I’ve been thinking a lot about birthdays recently, because I have my thirtieth coming up. Yep, the Big 3-0. And guess what? I am not feeling very yoga/Buddhist/Meryl Streep about it. I’m more like Sylvia Plath crossed with Bridget Jones crossed with a mad terrorist who’s got really bad PMS. I’m constantly staring in the mirror like it’s an evil lake, scouring my face frantically for wrinkles, wringing my hands anxiously while some old Haggis McBaggis style crone swims to the surface like a hungry bloody Ichthysaurus. I don’t want to get old. Life is shit enough as it is, as far as I’m concerned.

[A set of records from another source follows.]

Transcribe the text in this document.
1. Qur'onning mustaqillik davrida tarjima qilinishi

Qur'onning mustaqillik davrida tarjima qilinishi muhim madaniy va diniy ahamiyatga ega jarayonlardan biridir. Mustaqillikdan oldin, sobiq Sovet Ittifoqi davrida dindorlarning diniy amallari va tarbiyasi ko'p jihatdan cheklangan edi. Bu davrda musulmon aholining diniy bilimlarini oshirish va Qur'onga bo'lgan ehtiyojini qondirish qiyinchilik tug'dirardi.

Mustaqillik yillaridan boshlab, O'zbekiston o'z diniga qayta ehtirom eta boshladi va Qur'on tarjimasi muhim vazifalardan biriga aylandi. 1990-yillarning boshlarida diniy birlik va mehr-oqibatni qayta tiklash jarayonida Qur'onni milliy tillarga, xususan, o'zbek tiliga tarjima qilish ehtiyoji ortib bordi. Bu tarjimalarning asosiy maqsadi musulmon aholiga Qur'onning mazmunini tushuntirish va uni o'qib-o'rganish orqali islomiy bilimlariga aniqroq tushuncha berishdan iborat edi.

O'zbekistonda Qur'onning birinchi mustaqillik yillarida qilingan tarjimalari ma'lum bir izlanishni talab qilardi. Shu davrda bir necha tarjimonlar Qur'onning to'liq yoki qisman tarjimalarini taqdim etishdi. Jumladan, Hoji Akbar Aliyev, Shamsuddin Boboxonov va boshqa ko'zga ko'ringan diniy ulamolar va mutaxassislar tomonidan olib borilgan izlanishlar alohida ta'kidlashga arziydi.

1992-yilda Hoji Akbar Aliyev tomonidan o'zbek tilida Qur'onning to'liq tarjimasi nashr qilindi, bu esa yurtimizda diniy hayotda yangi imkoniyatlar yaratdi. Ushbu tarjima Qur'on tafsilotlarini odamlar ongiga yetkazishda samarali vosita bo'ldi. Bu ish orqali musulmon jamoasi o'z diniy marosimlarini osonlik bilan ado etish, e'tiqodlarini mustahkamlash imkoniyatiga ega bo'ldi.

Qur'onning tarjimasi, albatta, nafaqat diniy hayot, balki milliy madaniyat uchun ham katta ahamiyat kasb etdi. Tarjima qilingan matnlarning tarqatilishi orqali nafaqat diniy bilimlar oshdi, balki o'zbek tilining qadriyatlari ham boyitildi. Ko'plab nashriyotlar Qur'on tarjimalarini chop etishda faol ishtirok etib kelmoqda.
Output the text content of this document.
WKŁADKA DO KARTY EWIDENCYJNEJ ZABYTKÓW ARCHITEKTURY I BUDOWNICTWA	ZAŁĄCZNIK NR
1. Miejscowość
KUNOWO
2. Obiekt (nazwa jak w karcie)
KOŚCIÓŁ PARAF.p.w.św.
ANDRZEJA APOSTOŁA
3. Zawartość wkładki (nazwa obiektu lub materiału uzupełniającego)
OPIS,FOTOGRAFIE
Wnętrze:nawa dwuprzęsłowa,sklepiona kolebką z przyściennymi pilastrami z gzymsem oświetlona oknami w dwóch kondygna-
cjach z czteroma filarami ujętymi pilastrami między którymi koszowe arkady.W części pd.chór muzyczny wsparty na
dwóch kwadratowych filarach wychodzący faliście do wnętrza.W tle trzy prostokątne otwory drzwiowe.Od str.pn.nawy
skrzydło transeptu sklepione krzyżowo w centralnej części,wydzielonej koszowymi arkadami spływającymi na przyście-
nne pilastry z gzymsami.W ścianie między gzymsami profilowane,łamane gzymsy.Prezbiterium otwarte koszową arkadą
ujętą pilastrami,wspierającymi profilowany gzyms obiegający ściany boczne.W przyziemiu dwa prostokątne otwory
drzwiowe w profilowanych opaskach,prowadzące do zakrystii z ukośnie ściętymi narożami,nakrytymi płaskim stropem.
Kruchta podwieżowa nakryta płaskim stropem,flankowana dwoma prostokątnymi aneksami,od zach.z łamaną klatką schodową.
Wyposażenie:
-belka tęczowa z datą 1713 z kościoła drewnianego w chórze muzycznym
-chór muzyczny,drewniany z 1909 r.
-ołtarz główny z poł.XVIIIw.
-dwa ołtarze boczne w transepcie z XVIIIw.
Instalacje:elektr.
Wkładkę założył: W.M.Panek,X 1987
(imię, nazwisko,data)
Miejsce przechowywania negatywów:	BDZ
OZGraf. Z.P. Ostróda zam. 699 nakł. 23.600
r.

What I don’t understand is why we bother celebrating the fact that we’re a year older. When you’re a kid, it all makes sense, of course. When you’re a kid, you’re so happy to be a year older. You’re desperate for it. Rico said to me, the other day, in the bathroom: “Mum, now I know I am a big boy, because I am five, and five is the end of one hand.’ For kids, a birthday celebration is a real celebration. It’s an achievement. But for us adults? We’re just deadening the pain, man. We’re just drowning that Loch Ness Monster. That’s why we need to get so much alcohol in. Best of all would be if you could get it hooked up to you, like a drip.
So I’ve been thinking over the most memorable birthday parties I went to as a kid. Well, the thing is, when I was a kid, my mum was into healthy eating. Actually, that’s not quite accurate. My mum was Into Healthy Eating. She actually raised me to believe I was allergic to sugar (she was mad). She would always me that if I were to actually eat sugar I would actually die. And what she used to do, before I went to a birthday party, was make me eat a really filling dinner so I wouldn’t want any crisps and sausage rolls and stuff. Really filling, she’d force-feed me lentil pie and shit like that. God, she was bonkers. One time, when I was seven or so, I got invited to these two Jewish twins’ birthday party. Only they were a bit posh, mind, so instead of finger-food, we got a proper sit-down dinner. I think fish fingers were involved. And I knew I had to be polite. I ended up puking all over the parcel in PassThe Parcel. They let me win the prize, even though the game wasn’t
officially over yet. Brilliant. Then there was this other party I
went to, a bit later on, perhaps – Junior School already. The mum got us all into the kitchen, and she was all like: ‘Who likes
ketchup? Who likes tomato ketchup?’ She was really Billy Graham about it: we were screaming and yelling for joy at the prospect of all the ketchup we were about to devour. “Yeah, yeah, yeah,” we screamed. “Me, me, me!” Then, she gave this really sterile, efficient smile and whipped out a load of chopped up tomatoes in a metal salad bowl. ‘If you like tomato ketchup,’ she said, neutrally, ‘then you’ll like tomatoes – because tomato ketchup comes from tomatoes.’ Actually, it kind of killed the
atmosphere for a few moments, that did, to be honest.
My own parties were a bit of a nightmare, as well. A mum who’s Into Healthy Eating does make for fun birthday parties. It was always Ribena instead of Coke, and brown bread with lettuce sandwiches, and raisins and carrots instead of crisps. Fucking raisins. Raisins are, basically, fundamentally shite.
And I made the same mistake every year. Every year, I’d lie to my friends, claiming that my mum had changed her Healthy Eating ways. Every year, without fail, all day long, I’d be going: ‘There’s going to be Coke this year, and Skips, and Monster Munchies.’ Then we’d get back to mine, and my mum would get the Ribena out, and mix it with sparkling water: ‘Healthy Eating Coke!’ Nobody was fooled, not even for a second.
And guess what happened this weekend? This weekend I actually got thrown out of a birthday party! I was with my English mates and a Nice German Boy, who I didn’t know. We didn’t do anything wrong, well, nothing that would stand up in a court of law, anyways. Okay, one English mate did eat a teeny-tiny incy-wincy bit of celery out of the fridge, but that was all. After we’d been thrown out of the part, we huddled together in a doorway for warmth. It was pouring with rain. The Nice German Boy was genuinely shocked and bewildered. “This is a first for me,” he said, in a genuinely shocked and bewildered way. “I have never been thrown out of a party before, never in my whole life, and I am 37. Never. This
has never happened.” My English mate sniffed. “It’s a first
for me, too,” he said thoughtfully. I looked at him, somewhat skeptical. “It’s the first time you got thrown out of a party?” I asked. My English mate grinned. “Nah!” He said. “It’s the first time I’ve been thrown out of a party for eating a bit of celery!”
“I know,” I said, mournfully. “We didn’t even puke on anything.”
“That’s a first for you, huh, Jacinta?” My mate said, and handed me some substitute Bailey’s. Sometimes I can understand why the Jehovah’s Witnesses don’t even bother.